The Religious Fate of Secular Liberation
YEHUDAH MIRSKY, The American Interest
Michael Walzer struggles to explain the failure of secular liberation movements to overcome the religious cultures of the liberated.
Once upon a time, a not-so-very-old story went, there was religion. A powerful phenomenon in its time, it had since become tamed in the cool light of reason and evolved, according to the generous of spirit and historically minded, into an intermittently helpful and mostly harmless handmaiden to the great projects of secularism and modernity as they barreled their way along the train tracks of history. There were, to be sure, some who tried to hop off the train, or even to attempt to turn it around. These were called “fundamentalists”, rear-guard atavists who were to be pitied and, when really necessary, put in their place.

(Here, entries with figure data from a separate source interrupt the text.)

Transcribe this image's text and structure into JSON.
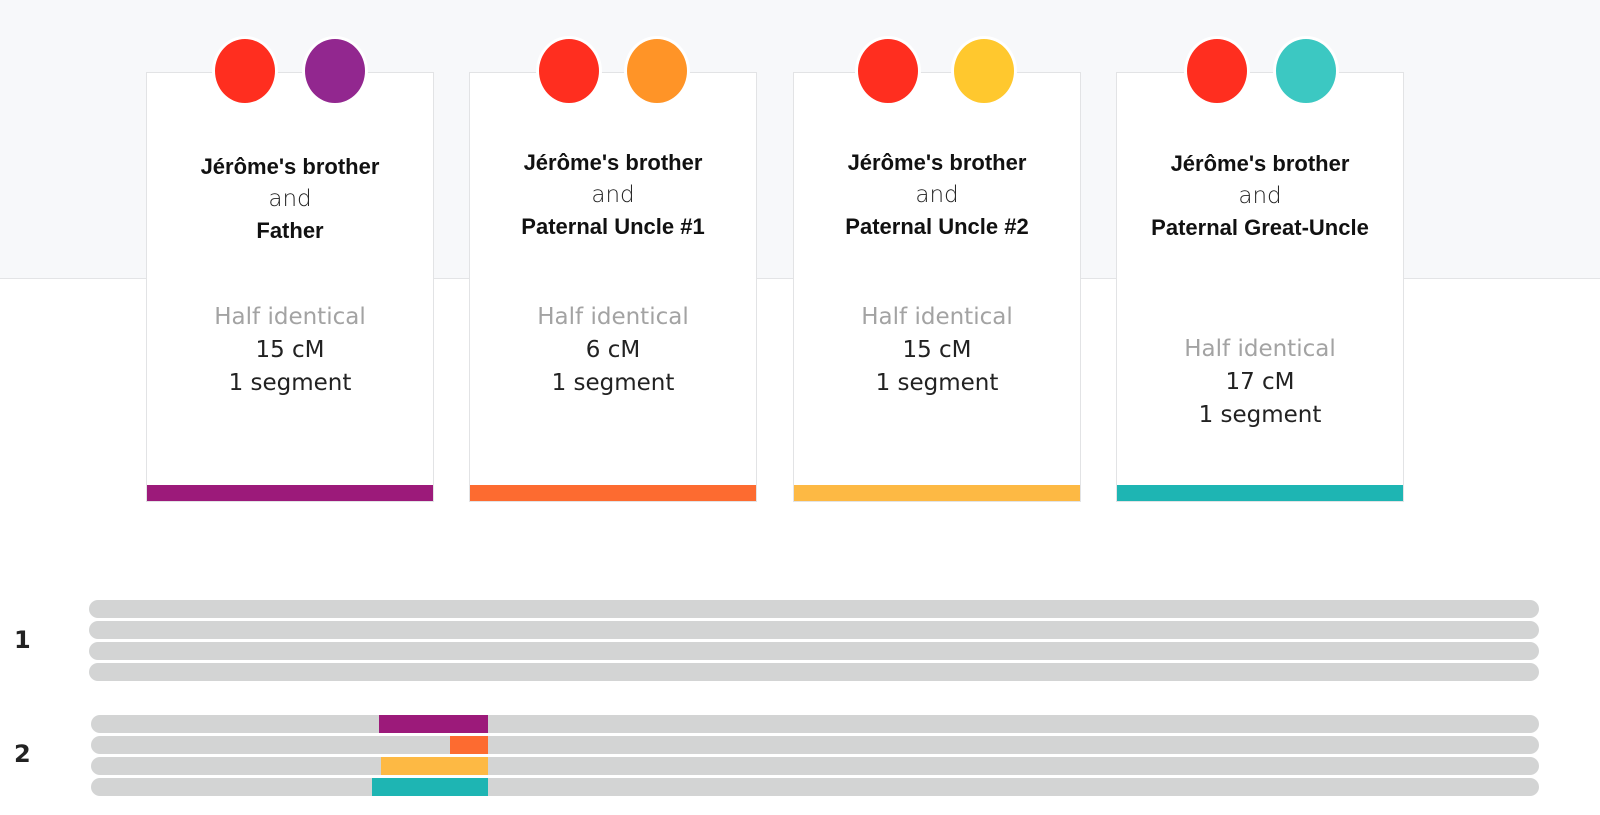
{
  "cards": [
    {
      "person_a": "Jérôme's brother",
      "and": "and",
      "person_b": "Father",
      "label": "Half identical",
      "cm": "15 cM",
      "segments": "1 segment",
      "colors": {
        "dot_a": "#ff2e1f",
        "dot_b": "#92278f",
        "bar": "#9c1a7a"
      }
    },
    {
      "person_a": "Jérôme's brother",
      "and": "and",
      "person_b": "Paternal Uncle #1",
      "label": "Half identical",
      "cm": "6 cM",
      "segments": "1 segment",
      "colors": {
        "dot_a": "#ff2e1f",
        "dot_b": "#ff9427",
        "bar": "#fd6b30"
      }
    },
    {
      "person_a": "Jérôme's brother",
      "and": "and",
      "person_b": "Paternal Uncle #2",
      "label": "Half identical",
      "cm": "15 cM",
      "segments": "1 segment",
      "colors": {
        "dot_a": "#ff2e1f",
        "dot_b": "#ffc82e",
        "bar": "#fdb944"
      }
    },
    {
      "person_a": "Jérôme's brother",
      "and": "and",
      "person_b": "Paternal Great-Uncle",
      "label": "Half identical",
      "cm": "17 cM",
      "segments": "1 segment",
      "colors": {
        "dot_a": "#ff2e1f",
        "dot_b": "#3cc8c2",
        "bar": "#1eb5b3"
      }
    }
  ],
  "chromosomes": [
    {
      "label": "1",
      "tracks": [
        {
          "segment": null
        },
        {
          "segment": null
        },
        {
          "segment": null
        },
        {
          "segment": null
        }
      ]
    },
    {
      "label": "2",
      "tracks": [
        {
          "segment": {
            "start": 0.199,
            "end": 0.274,
            "color": "#9c1a7a"
          }
        },
        {
          "segment": {
            "start": 0.248,
            "end": 0.274,
            "color": "#fd6b30"
          }
        },
        {
          "segment": {
            "start": 0.2,
            "end": 0.274,
            "color": "#fdb944"
          }
        },
        {
          "segment": {
            "start": 0.194,
            "end": 0.274,
            "color": "#1eb5b3"
          }
        }
      ]
    }
  ]
}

It’s easy for soi-disant intellectuals to dismiss “fundamentalists” as those who “…cling to guns or religion…” for they stand athwart the path of “pr0gress” warning of dire consequences.
This culturally single-lane story of inevitable modernist secularism is in retrospect so unconnected from reality that one can hardly believe how commonplace it was—and occasionally still is—in Western elite circles, where the claims of religious actors were instinctively translated into something “real”—which is to say, into the bloodless and pliant language of economics, political science, or social psychology.
History is many things, but only the most shallow of fools thinks history is in any way inevitable.
One of our British cousins of an earlier era warned us of this very cycle:
AS I PASS through my incarnations in every age and race,
I make my proper prostrations to the Gods of the Market Place.
Peering through reverent fingers I watch them flourish and fall,
And the Gods of the Copybook Headings, I notice, outlast them all.
Another generation without history stumbling into the same well worn traps.
But it just doesn’t work. Observe our world today. In looking at the vast mess sprawling from western China through Central and South Asia, from Turkey to Sudan, and from Iran to Algiers, the salience of Islam is inescapable. Islam and Christianity alike thrive in sub-Saharan Africa. Christianity holds sway in the Americas, regularly in Evangelical and Pentecostal dispensation, and, in the Orthodox, is nearly as omnipresent in Russia these days, as well as in much of Eastern Europe. In Israel, traditional Judaism in its various forms is as powerful as ever. If one allows for non-Abrahamic and non-deistic forms of religion, most of Asia counts as well. Note that religion of one kind or another is alive and kicking not just in traditional societies, but also in societies that look modern—indeed in societies whose political and legal institutions are paragons of what Weber called formal rationality. Religious commitment and passion, whatever one thinks of them, are powerful political forces that must be reckoned with. The biggest global exceptions—and they are only partial exceptions—are Western Europe and slices of bicoastal North America.
Oh aye, they have followed the call of the Gods of the Market Place, even as we watch those false gods totter and stumble.
Some of us watch aghast as one of the last vestiges of sanity in the Western World abandons it’s traditions and bases, to follow the trends of the market place. Others celebrate.. it.
I tip my hat to Glenn Instapundit Reynolds and join in his conclusion:
…Rosalind Hackett thinks that militant Christianity is likely to be the big religious force of the 21st Century. Increasingly, I think she’s likely to be right.
Which will be some well deserved bad luck.